13 Things I Learned From 13 Days In The Hospital
Every day for 13 days I spent several hours a day at Beaumont Hospital in Royal Oak, MI. I wasn’t a patient, I was visiting and assisting my mother. She has made good progress and has moved to a skilled rehabilitation facility. Our goal is to get her healthy enough to return to the house she has called home since 1954.
While sitting with my mother as she slept, ate, took medications, talked with a variety of doctors and repeatedly had blood drawn and vitals taken, I noticed several things. Most of these I knew before but was reminded of them over the hours and days at Beaumont.
13. Registered Nurses and Nurse Assistant jobs are demanding. Caring for patients is physically and mentally challenging.
12. Most nurses show that they care about patients and want to help. Some nurses seemed focused on the tasks they need to perform but don’t seem to notice or care about the patient as a person.
11. Few people will actually try to find a solution or answer to your question if it’s not easy. They will give a vague non-answer and hope that gets them off the hook. It’s rare that someone takes time to find an answer for you. (This is not medical related, just in general, most people take the “that’s not my job” attitude.)
10. Medicine is not an exact science and doctors are often guessing and just trying to eliminate possibilities.
9. Patients who don’t have a family member or friend with them in the hospital have a difficult time getting the attention and answers they need.
8. A hospital is like any other large organization.

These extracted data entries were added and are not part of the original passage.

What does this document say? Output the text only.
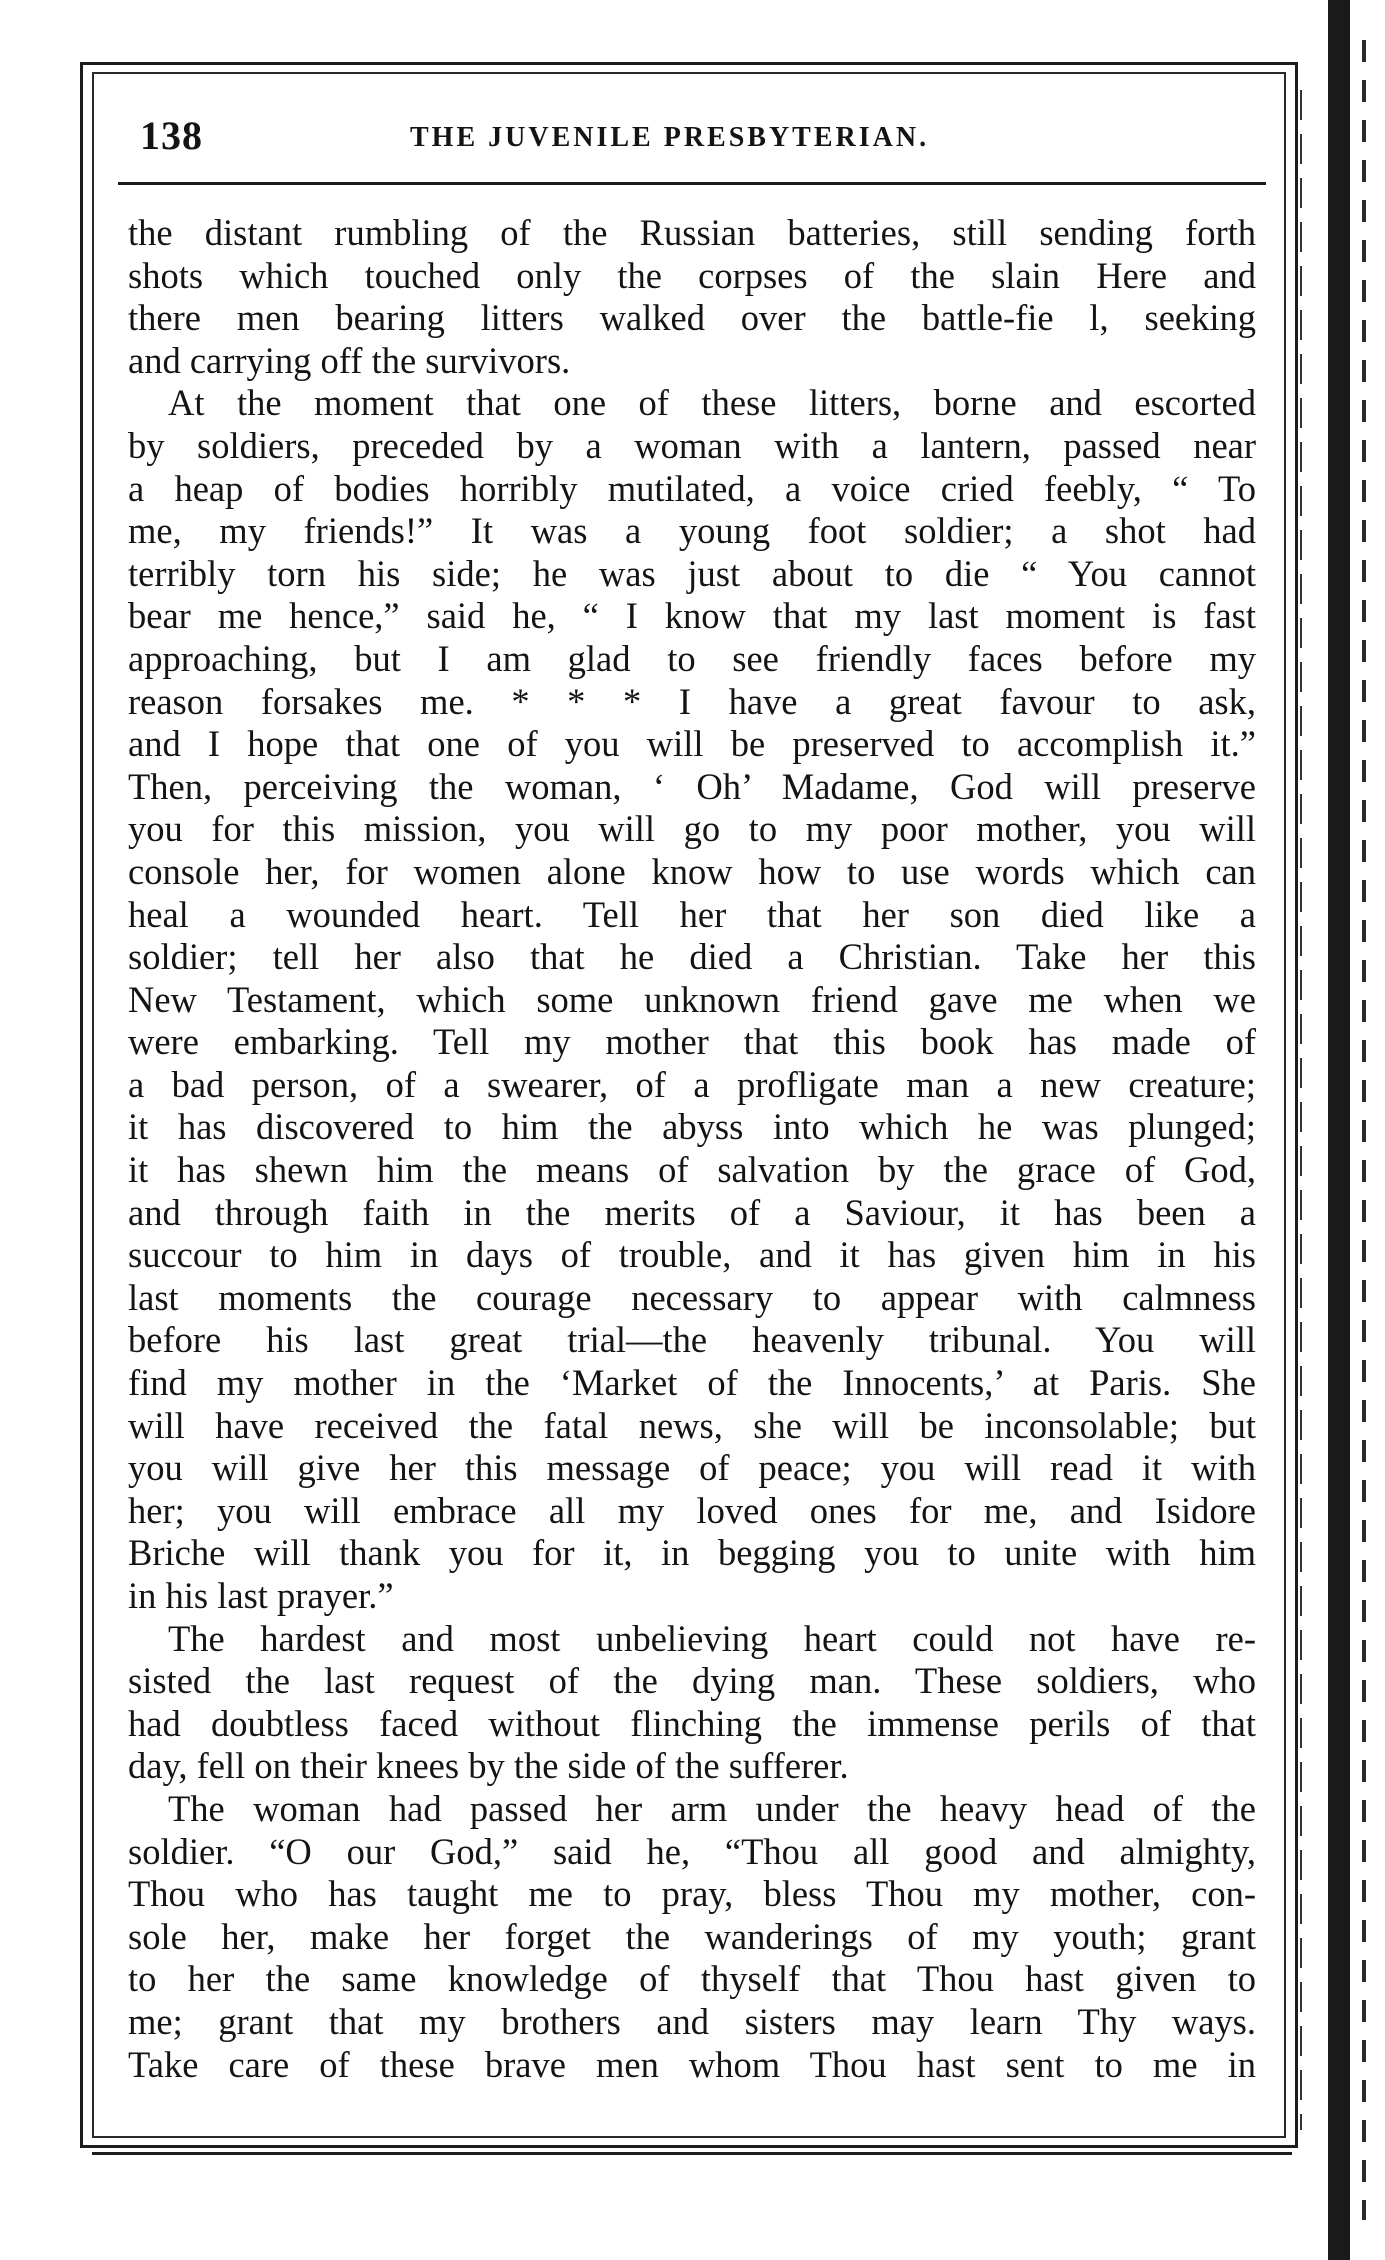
138	THE JUVENILE PRESBYTERIAN.
the distant rumbling of the Russian batteries, still sending forth
shots which touched only the corpses of the slain Here and
there men bearing litters walked over the battle-fie l, seeking
and carrying off the survivors.
At the moment that one of these litters, borne and escorted
by soldiers, preceded by a woman with a lantern, passed near
a heap of bodies horribly mutilated, a voice cried feebly, “ To
me, my friends!” It was a young foot soldier; a shot had
terribly torn his side; he was just about to die “ You cannot
bear me hence,” said he, “ I know that my last moment is fast
approaching, but I am glad to see friendly faces before my
reason forsakes me. * * * I have a great favour to ask,
and I hope that one of you will be preserved to accomplish it.”
Then, perceiving the woman, ‘ Oh’ Madame, God will preserve
you for this mission, you will go to my poor mother, you will
console her, for women alone know how to use words which can
heal a wounded heart. Tell her that her son died like a
soldier; tell her also that he died a Christian. Take her this
New Testament, which some unknown friend gave me when we
were embarking. Tell my mother that this book has made of
a bad person, of a swearer, of a profligate man a new creature;
it has discovered to him the abyss into which he was plunged;
it has shewn him the means of salvation by the grace of God,
and through faith in the merits of a Saviour, it has been a
succour to him in days of trouble, and it has given him in his
last moments the courage necessary to appear with calmness
before his last great trial—the heavenly tribunal. You will
find my mother in the ‘Market of the Innocents,’ at Paris. She
will have received the fatal news, she will be inconsolable; but
you will give her this message of peace; you will read it with
her; you will embrace all my loved ones for me, and Isidore
Briche will thank you for it, in begging you to unite with him
in his last prayer.”
The hardest and most unbelieving heart could not have re-
sisted the last request of the dying man. These soldiers, who
had doubtless faced without flinching the immense perils of that
day, fell on their knees by the side of the sufferer.
The woman had passed her arm under the heavy head of the
soldier. “O our God,” said he, “Thou all good and almighty,
Thou who has taught me to pray, bless Thou my mother, con-
sole her, make her forget the wanderings of my youth; grant
to her the same knowledge of thyself that Thou hast given to
me; grant that my brothers and sisters may learn Thy ways.
Take care of these brave men whom Thou hast sent to me in
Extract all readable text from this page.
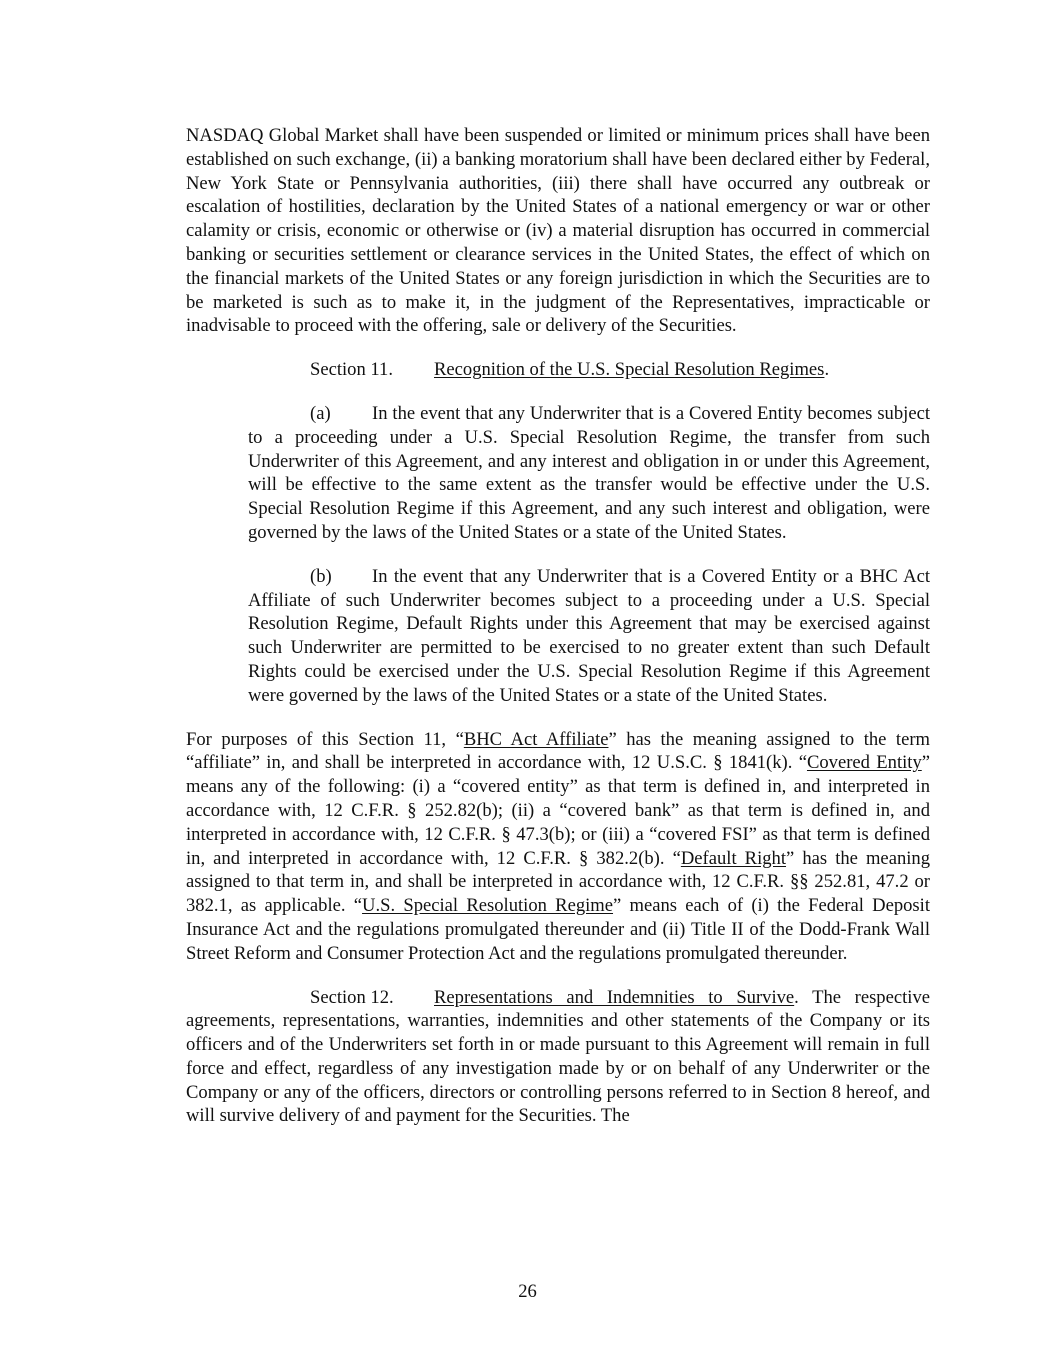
NASDAQ Global Market shall have been suspended or limited or minimum prices shall have been established on such exchange, (ii) a banking moratorium shall have been declared either by Federal, New York State or Pennsylvania authorities, (iii) there shall have occurred any outbreak or escalation of hostilities, declaration by the United States of a national emergency or war or other calamity or crisis, economic or otherwise or (iv) a material disruption has occurred in commercial banking or securities settlement or clearance services in the United States, the effect of which on the financial markets of the United States or any foreign jurisdiction in which the Securities are to be marketed is such as to make it, in the judgment of the Representatives, impracticable or inadvisable to proceed with the offering, sale or delivery of the Securities.

Section 11. Recognition of the U.S. Special Resolution Regimes.

(a) In the event that any Underwriter that is a Covered Entity becomes subject to a proceeding under a U.S. Special Resolution Regime, the transfer from such Underwriter of this Agreement, and any interest and obligation in or under this Agreement, will be effective to the same extent as the transfer would be effective under the U.S. Special Resolution Regime if this Agreement, and any such interest and obligation, were governed by the laws of the United States or a state of the United States.

(b) In the event that any Underwriter that is a Covered Entity or a BHC Act Affiliate of such Underwriter becomes subject to a proceeding under a U.S. Special Resolution Regime, Default Rights under this Agreement that may be exercised against such Underwriter are permitted to be exercised to no greater extent than such Default Rights could be exercised under the U.S. Special Resolution Regime if this Agreement were governed by the laws of the United States or a state of the United States.

For purposes of this Section 11, “BHC Act Affiliate” has the meaning assigned to the term “affiliate” in, and shall be interpreted in accordance with, 12 U.S.C. § 1841(k). “Covered Entity” means any of the following: (i) a “covered entity” as that term is defined in, and interpreted in accordance with, 12 C.F.R. § 252.82(b); (ii) a “covered bank” as that term is defined in, and interpreted in accordance with, 12 C.F.R. § 47.3(b); or (iii) a “covered FSI” as that term is defined in, and interpreted in accordance with, 12 C.F.R. § 382.2(b). “Default Right” has the meaning assigned to that term in, and shall be interpreted in accordance with, 12 C.F.R. §§ 252.81, 47.2 or 382.1, as applicable. “U.S. Special Resolution Regime” means each of (i) the Federal Deposit Insurance Act and the regulations promulgated thereunder and (ii) Title II of the Dodd-Frank Wall Street Reform and Consumer Protection Act and the regulations promulgated thereunder.

Section 12. Representations and Indemnities to Survive. The respective agreements, representations, warranties, indemnities and other statements of the Company or its officers and of the Underwriters set forth in or made pursuant to this Agreement will remain in full force and effect, regardless of any investigation made by or on behalf of any Underwriter or the Company or any of the officers, directors or controlling persons referred to in Section 8 hereof, and will survive delivery of and payment for the Securities. The

26
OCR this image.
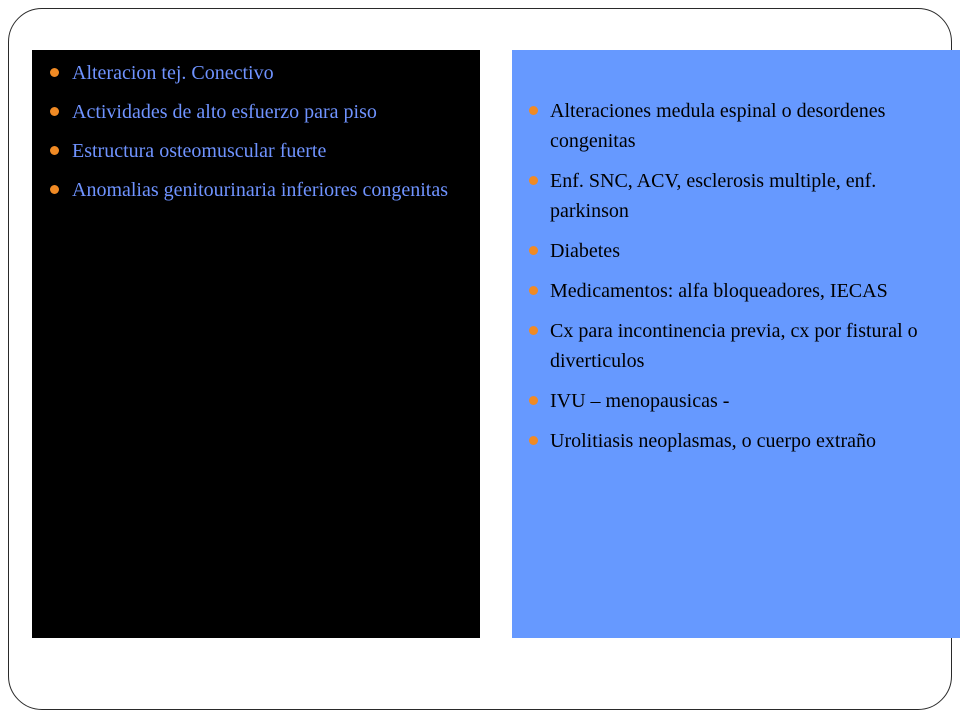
Alteracion tej. Conectivo
Actividades de alto esfuerzo para piso
Estructura osteomuscular fuerte
Anomalias genitourinaria inferiores congenitas
Alteraciones medula espinal o desordenes congenitas
Enf. SNC, ACV, esclerosis multiple, enf. parkinson
Diabetes
Medicamentos: alfa bloqueadores, IECAS
Cx para incontinencia previa, cx por fistural o diverticulos
IVU – menopausicas -
Urolitiasis neoplasmas, o cuerpo extraño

The left hand often does not know what the right hand is doing.
7. In many situations hospitals are not the place to get better. At best, it’s a place to determine what is wrong.
6. I’m glad I don’t work in healthcare and I’m glad other people do have that calling even if they aren’t perfect.
5. Elderly and sick people need to be treated with dignity and respect as much as anyone else. Maybe more.
4. It’s difficult to see loved-ones suffer and not be able to make it all better.
3. A positive attitude doesn’t always make everything better. But a negative attitude never makes anything better.
2. Making time to run and exercise helps reduce stress and I pray I can be active until I die.
1. There is power in prayer. I don’t know how people live without faith in Jesus Christ. It must be scary to believe this earthly life is all there.
The effects of time will eventually catch up with all of us, but do what you can to hold it off. Stay active, both physically and mentally. Care for each other. Show compassion.